Jak uciec od problemów: Poradnik

1.2K 77 20
                                    

• Edit z 19 Listopada 2019r.
Woah, za żadne skarby nie spodziewałabym się, że ta książka zdobędzie tyle wyświetleń. Szczególnie patrząc na poziom pisowni, która z perspektywy czasu nie jest taka, jaką bym chciała. W planach mam napisanie tego na nowo, bo pierwsze rozdziały nie są najlepsze (z czasem robi się lepiej), ale to fanfiction zostanie, bowiem wiele osób z jakiegoś powodu je uwielbia i ma do niego sentyment, ze mną włącznie...

Więc, no. Nowych czytelników zachęcam, aby się szybko nie zniechęcali :)

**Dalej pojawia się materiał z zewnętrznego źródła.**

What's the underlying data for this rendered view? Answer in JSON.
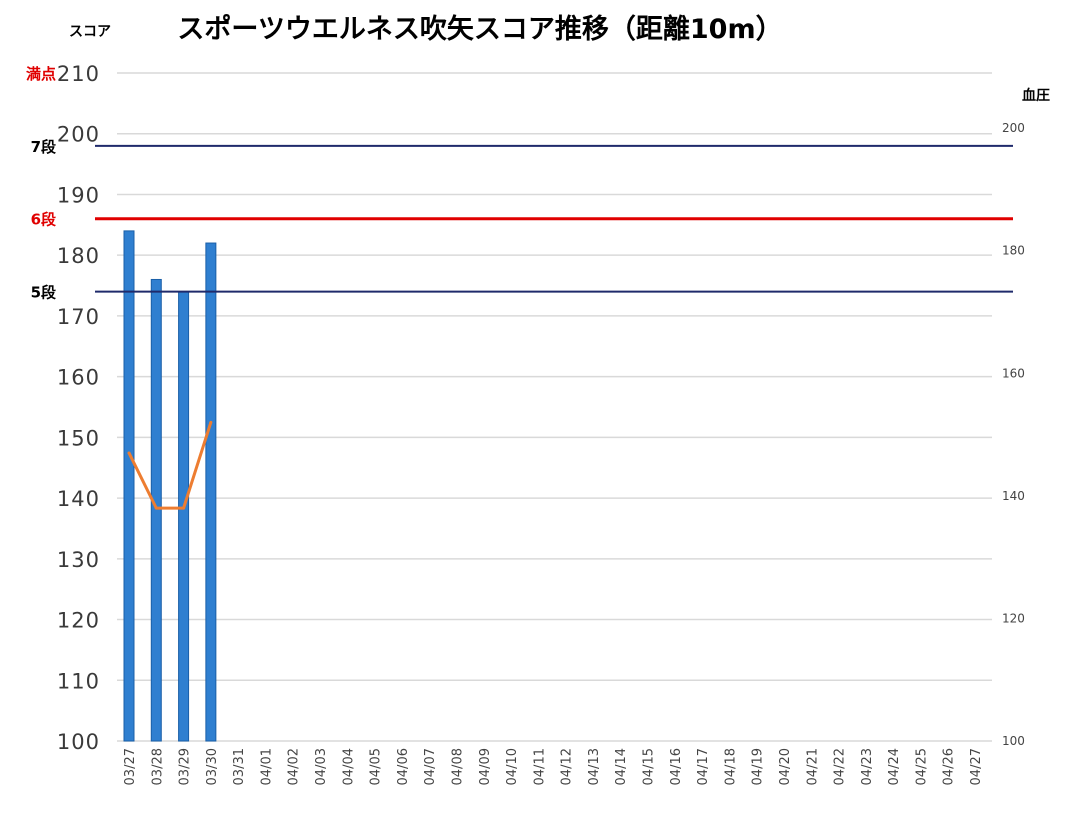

Jeszcze raz dziękuję za te wszystkie wyświetlenia!
•••

Postanowiłam przenieść na Wattpada moje opowiadanie, które pierwotnie zaczęłam pisać na ff.Net
Cóż.

Wszystkie wydarzenia przedstawione tu będą wymyślane przeze mnie, bo miałabym wyrzuty sumienia wpychając moją OC do fabuły.
Nie wiem czy ktoś to lubi.
Bo ja na pewno nie.
Przez chwilę nawet miałam ochotę wstawić tu jej rysunek, ale daruję wam tego.
Główna bohaterka jest w pełni dorosła, dlatego mam nadzieję, że to nie przeszkodzi w mniejszym lub większym utożsamianiem się z nią.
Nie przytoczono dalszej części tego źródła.